Baca berita dengan sedikit iklan, klik di sini

Ekonomi

Para Raksasa Tak Mau Ciut

Ada empat ganjalan yang membuat renegosiasi kontrak pertambangan sulit berjalan. Perusahaan tambang besar ingin semua wilayah konsesi tetap mereka kuasai.

9 Juli 2012 | 00.00 WIB

Image of Tempo
Perbesar

Baca berita dengan sedikit iklan, klik di sini

Mana ada orang bisnis mau merugi? Prinsip ini dianut oleh sejumlah pemegang izin usaha pertambangan yang sampai kini masih enggan menyambut ajak­an pemerintah merundingkan ulang kontrak mereka. Hitungannya sederhana, dengan aturan baru yang jadi acuan, keuntungan yang bisa dipetik oleh para penambang itu bisa dipastikan menyusut drastis.

"Ini nature bisnis pertambangan, bukan soal minta keistimewaan," kata Direktur Eksekutif Asosiasi Pertambangan Indonesia Syahrir A.B., Rabu pekan lalu. "Memangnya mau, para penambang (besar) ini hanya punya lahan 100-200 hektare? Enggak bakalan. It costs a lot of money."

Luas wilayah konsesi yang bakal menciut menjadi kendala utama ogahnya perusahaan untuk berunding. Menurut Undang-Undang Nomor 4 Tahun 2009 tentang Pertambangan Mineral dan Batu Bara, setiap perusahaan yang melakukan kegiatan eksplorasi akan dibatasi dengan luas konsesi minimal 5.000 hektare hingga maksimal 100 ribu hektare. Dan bila sudah menjalankan operasi produksi, luas maksimum buat tiap penambang adalah 25 ribu hektare.

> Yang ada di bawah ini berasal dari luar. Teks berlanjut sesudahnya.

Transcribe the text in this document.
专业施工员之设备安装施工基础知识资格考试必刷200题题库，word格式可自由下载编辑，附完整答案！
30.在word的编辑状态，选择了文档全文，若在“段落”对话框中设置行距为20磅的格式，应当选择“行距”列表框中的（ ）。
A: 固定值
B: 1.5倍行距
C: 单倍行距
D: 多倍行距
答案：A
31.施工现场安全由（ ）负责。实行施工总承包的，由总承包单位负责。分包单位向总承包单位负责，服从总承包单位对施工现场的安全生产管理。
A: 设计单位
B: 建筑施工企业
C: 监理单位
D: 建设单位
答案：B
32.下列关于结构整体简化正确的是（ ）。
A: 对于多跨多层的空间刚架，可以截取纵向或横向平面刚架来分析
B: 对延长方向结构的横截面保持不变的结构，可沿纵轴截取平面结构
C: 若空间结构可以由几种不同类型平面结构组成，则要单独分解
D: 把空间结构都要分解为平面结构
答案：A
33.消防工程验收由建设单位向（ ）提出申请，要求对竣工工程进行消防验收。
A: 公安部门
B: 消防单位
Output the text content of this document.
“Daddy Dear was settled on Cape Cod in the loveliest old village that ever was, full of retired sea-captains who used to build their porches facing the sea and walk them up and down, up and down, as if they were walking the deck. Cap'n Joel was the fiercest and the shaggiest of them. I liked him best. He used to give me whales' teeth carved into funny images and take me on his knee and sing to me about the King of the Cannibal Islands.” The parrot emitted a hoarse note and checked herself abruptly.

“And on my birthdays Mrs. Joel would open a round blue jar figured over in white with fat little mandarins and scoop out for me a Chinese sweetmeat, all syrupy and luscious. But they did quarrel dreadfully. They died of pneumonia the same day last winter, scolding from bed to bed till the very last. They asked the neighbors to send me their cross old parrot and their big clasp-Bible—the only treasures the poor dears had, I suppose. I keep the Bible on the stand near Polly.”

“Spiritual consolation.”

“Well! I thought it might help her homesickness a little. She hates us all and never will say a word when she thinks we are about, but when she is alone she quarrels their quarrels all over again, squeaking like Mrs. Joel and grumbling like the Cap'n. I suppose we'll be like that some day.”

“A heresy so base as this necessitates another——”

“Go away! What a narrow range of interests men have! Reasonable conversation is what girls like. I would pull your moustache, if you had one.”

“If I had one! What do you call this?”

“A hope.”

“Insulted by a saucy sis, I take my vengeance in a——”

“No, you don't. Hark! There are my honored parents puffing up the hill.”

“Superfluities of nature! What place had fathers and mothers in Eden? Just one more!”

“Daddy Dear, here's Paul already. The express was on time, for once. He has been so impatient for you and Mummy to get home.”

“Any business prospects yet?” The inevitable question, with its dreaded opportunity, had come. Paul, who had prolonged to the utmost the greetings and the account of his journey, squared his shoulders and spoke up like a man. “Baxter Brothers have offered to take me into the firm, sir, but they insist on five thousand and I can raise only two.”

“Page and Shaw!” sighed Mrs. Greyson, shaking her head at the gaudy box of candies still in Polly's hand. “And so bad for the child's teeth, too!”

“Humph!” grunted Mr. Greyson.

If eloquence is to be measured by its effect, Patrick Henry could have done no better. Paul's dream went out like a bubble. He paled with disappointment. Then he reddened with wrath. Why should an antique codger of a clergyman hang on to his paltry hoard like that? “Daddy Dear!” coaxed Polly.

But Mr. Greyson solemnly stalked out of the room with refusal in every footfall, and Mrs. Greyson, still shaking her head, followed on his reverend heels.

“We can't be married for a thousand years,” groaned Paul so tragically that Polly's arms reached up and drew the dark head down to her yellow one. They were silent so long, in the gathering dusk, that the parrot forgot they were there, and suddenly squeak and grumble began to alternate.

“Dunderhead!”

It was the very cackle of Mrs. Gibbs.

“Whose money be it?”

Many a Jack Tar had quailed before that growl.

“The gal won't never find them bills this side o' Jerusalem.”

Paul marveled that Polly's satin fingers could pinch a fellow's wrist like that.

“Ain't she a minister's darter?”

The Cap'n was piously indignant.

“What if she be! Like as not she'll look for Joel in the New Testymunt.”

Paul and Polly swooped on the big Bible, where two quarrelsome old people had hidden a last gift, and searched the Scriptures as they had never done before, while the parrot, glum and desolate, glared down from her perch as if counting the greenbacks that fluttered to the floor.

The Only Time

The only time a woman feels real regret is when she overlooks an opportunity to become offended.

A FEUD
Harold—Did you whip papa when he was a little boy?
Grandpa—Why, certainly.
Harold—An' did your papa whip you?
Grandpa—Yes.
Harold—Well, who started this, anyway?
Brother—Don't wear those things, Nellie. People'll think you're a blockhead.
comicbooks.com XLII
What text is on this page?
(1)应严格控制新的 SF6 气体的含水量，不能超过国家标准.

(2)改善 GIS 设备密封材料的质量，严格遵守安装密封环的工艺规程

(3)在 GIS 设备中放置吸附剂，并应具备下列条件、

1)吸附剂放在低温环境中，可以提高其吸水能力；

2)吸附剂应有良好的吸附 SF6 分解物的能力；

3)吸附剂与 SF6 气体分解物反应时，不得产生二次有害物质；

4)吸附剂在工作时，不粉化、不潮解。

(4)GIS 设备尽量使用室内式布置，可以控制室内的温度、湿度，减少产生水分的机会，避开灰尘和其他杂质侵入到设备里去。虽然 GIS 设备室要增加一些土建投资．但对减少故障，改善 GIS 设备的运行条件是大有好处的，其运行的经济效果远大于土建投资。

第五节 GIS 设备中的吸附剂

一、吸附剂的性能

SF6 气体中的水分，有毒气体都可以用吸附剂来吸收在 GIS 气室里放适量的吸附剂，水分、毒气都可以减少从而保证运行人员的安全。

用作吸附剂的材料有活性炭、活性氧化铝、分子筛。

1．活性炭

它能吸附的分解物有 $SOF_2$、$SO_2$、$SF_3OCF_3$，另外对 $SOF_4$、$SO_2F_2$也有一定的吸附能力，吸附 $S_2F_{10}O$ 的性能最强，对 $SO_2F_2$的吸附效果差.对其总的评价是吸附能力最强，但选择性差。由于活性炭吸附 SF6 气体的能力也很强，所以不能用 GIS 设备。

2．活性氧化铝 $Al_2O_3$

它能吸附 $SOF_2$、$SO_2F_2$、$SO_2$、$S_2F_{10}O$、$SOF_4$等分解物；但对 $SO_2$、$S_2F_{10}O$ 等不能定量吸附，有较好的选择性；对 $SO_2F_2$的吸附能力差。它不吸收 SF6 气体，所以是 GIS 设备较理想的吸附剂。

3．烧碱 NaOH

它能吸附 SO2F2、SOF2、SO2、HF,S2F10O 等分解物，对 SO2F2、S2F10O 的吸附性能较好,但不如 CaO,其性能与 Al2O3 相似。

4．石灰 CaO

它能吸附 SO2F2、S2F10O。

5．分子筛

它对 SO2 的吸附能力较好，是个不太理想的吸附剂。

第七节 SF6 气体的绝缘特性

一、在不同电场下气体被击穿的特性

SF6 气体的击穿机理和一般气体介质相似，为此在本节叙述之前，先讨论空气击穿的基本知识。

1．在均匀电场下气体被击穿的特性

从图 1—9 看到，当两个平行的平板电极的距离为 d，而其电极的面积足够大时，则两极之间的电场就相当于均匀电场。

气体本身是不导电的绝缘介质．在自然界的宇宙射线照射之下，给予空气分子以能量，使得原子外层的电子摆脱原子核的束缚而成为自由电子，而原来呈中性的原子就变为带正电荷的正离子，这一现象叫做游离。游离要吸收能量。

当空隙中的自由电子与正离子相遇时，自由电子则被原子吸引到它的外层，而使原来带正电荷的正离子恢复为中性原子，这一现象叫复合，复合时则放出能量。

Bandingkan aturan itu dengan kenyataan di lapangan saat ini. Perusahaan raksasa seperti Freeport menguasai area konsesi produksi hampir 213 ribu hektare di Papua, atau hampir tiga setengah kali luas Singapura. Kontrak karya yang dipegang Newmont Nusa Tenggara pun jauh di atas ketentuan dalam undang-undang baru, yakni 87,5 ribu hektare lebih area produksi.

Tak mengherankan bila bersama sekitar 30 pemegang kontrak karya lainnya, kedua perusahaan itu berada dalam daftar perusahaan yang secara prinsip belum setuju melakukan renegosiasi. "Batasan luas wilayah itu tak memenuhi skala keekonomian," kata Syahrir. "Ini belum ada solusinya."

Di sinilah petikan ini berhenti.